Turkey: Closer to the action

Published: April 29, 2015

Jean-Patrick Marquet, who became the EBRD’s new director for Turkey in March, talks to EMEA Finance about the work the bank is doing there.

EMEA Finance: You’ve moved to Istanbul to start your new role. What appealed to you about the move and the job?

Marquet: I was the bank’s director for municipal markets, based in London with global coverage, but Turkey was my main market because of the PPP [public-private partnership] work, mostly supporting Turkey’s hospital building programme, and other investments. It’s probably the most sophisticated market in which the EBRD operates. It’s a very dynamic environment. You have sponsors and investors who are keen to develop new projects, who are interested to move into more sophisticated structures, like project bonds and equity. It is also a fascinating assignment for me personally to become head of the bank here.

EMEA Finance: Along with you taking this role, Natalia Khanjenkova, the new managing director for Turkey and Central Asia, is based in Istanbul. That’s the first time the bank has had an MD based in the region. Is there a feeling that this is a new area of focus for the EBRD?

Marquet: It is very much a focus. The EBRD has an organisational policy which is to be as close as possible to the field. We try to have bankers, lawyers, economists on the ground to have better insight into our markets as to who are the players, what is their background, what are their plans.

Until recently there were few MDs based in the countries where we invest. We had the first in Russia a few years ago, then created one in Ukraine last year, and this year in Turkey and Central Asia. It’s an indication that this area has particular importance to the bank and that we recognise we need to be close to the market to be even more effective and maximise the potential for the bank in terms of investment.  
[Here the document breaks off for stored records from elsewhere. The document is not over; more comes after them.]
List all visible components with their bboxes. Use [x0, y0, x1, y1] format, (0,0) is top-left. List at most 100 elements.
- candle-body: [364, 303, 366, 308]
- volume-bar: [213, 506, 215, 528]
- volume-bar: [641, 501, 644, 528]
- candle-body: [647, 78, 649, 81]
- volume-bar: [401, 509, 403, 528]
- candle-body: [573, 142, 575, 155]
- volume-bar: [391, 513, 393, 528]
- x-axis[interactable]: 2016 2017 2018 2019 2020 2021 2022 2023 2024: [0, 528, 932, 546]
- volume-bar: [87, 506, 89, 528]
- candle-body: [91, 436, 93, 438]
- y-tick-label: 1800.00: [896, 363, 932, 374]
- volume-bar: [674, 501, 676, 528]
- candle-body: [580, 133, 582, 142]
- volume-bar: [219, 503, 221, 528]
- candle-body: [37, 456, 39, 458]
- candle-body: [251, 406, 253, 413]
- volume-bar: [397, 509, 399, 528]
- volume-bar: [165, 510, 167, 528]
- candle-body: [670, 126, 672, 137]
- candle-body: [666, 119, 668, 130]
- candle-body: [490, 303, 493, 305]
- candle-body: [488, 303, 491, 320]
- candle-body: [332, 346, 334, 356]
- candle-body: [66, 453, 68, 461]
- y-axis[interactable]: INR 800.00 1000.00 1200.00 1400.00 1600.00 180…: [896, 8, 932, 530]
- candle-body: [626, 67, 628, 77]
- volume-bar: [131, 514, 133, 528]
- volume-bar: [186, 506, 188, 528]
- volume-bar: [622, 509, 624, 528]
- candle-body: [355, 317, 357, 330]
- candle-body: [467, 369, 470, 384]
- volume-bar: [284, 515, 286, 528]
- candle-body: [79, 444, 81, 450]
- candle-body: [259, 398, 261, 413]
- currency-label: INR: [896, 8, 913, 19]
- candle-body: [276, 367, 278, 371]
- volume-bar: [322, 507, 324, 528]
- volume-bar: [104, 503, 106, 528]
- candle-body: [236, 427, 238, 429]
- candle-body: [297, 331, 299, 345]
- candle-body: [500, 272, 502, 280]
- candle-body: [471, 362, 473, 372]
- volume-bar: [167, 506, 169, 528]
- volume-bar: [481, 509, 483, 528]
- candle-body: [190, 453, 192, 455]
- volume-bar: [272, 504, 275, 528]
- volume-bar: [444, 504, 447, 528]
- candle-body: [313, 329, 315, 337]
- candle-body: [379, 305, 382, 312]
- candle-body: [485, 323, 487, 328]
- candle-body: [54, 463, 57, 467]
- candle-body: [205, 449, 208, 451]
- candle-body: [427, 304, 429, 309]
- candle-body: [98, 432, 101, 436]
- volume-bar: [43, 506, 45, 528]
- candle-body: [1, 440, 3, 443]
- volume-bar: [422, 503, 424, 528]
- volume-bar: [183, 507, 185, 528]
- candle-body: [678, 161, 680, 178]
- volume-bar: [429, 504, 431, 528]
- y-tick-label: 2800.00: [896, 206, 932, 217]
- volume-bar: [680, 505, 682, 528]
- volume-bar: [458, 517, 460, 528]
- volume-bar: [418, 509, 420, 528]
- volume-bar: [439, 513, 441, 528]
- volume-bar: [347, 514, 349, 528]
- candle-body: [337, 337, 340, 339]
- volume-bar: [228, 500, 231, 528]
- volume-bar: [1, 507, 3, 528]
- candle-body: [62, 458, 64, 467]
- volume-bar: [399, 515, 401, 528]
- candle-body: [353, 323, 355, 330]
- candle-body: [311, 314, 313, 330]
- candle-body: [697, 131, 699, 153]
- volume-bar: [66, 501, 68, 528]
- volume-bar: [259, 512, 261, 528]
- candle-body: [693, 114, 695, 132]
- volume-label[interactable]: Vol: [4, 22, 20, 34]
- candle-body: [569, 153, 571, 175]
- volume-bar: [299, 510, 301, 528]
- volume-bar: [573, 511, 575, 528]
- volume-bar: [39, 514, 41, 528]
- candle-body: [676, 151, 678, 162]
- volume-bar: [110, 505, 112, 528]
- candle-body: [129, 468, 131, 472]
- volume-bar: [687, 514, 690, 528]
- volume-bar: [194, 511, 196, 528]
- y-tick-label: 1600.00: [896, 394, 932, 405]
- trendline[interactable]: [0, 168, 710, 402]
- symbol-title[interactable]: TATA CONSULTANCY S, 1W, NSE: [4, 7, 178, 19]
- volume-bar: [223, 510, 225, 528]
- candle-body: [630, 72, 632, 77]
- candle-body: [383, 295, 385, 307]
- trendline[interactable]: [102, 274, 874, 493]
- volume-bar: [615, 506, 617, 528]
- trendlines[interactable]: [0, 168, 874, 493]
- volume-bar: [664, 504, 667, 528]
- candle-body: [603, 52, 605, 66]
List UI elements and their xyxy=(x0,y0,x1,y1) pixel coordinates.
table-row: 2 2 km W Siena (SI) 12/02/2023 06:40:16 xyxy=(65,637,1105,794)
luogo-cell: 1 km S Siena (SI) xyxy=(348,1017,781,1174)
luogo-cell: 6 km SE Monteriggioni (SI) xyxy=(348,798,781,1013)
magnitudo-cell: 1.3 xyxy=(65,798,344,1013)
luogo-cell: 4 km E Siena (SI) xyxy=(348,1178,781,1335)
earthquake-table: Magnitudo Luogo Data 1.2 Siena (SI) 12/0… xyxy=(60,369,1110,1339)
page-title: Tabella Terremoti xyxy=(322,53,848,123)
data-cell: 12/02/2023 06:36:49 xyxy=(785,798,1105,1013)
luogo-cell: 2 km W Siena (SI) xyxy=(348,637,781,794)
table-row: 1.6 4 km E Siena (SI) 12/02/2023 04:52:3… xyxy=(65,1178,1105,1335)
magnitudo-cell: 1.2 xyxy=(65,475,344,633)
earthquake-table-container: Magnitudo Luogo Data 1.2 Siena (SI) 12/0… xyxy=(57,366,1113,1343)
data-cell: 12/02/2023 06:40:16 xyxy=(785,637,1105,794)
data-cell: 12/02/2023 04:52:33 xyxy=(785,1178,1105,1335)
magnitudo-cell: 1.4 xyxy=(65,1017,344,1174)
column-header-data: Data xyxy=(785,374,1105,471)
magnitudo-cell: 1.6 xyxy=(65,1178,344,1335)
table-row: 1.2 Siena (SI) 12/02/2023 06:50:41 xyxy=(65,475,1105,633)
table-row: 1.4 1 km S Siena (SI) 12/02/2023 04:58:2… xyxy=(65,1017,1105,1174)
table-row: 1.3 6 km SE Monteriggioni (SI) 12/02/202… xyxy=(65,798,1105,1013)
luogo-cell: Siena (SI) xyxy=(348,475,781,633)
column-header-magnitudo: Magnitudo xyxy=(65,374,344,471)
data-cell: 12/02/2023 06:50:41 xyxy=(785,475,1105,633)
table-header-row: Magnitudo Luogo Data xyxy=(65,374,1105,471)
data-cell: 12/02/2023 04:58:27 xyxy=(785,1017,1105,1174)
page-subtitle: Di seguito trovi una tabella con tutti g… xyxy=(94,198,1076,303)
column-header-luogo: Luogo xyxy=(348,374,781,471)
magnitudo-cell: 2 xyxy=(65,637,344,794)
EMEA Finance: The bank has only been active in Turkey since 2008, but the country was the largest recipient of its funds last year. What does that say about Turkey’s needs from international finance institutions and the kind of work you’ve been carrying out there?

Marquet: Last year we invested €1.4bn (US$1.5bn). We’ve moved from zero to that position in six years, so it’s an exceptional development.

What’s also quite exceptional is that probably 98% of what we’re doing in Turkey is in the private sector – in most countries the EBRD handles a mix of private and public sector work, with more or less public sector investment depending on how advanced the country is. Turkey is an advanced economy with a thriving private sector. That’s perfect for the bank. Supporting private sector development is a key objective. But looking at the big picture, we do more than just finance. 

We’re using three tools to achieve our goals. The first is policy dialogue. We work with the government – we help them in structuring their legal framework, defining policies like in the energy sector, modernising the agricultural sector among others.

The second tool is technical assistance. We still need to deploy grant-funded technical assistance to promote energy efficiency, such as in the corporate and residential sectors, to boost local banks’ capacity to finance SMEs, to facilitate the implementation and tendering of PPPs.

On the investment side, the third tool, we’re investing large amounts of money. Last year we invested €1.4bn, this year we are planning to step up our investment further, financing a range of projects.

EMEA Finance: In terms of project finance, there’s a huge amount to be done in Turkey and big ambitions in energy and infrastructure. How have you seen the funding markets for those kinds of projects change in the country? 

Marquet: We have seen the ambitions of the government expanding considerably, moving into the social infrastructure sector, and now looking at the environmental sector. It’s expanding across the spectrum and also expanding in terms of project numbers and their size.

We’ve seen the funding market evolving in parallel. Our loan in 2012 for the construction of the Eurasia Tunnel under the Bosphorus Strait had an 18-year tenor, the longest for project financing in Turkey to date. Last year we extended another 18-year facility for the development of a hospital in the southeastern city of Adana. This time commercial banks were offering up to 15 years maturity.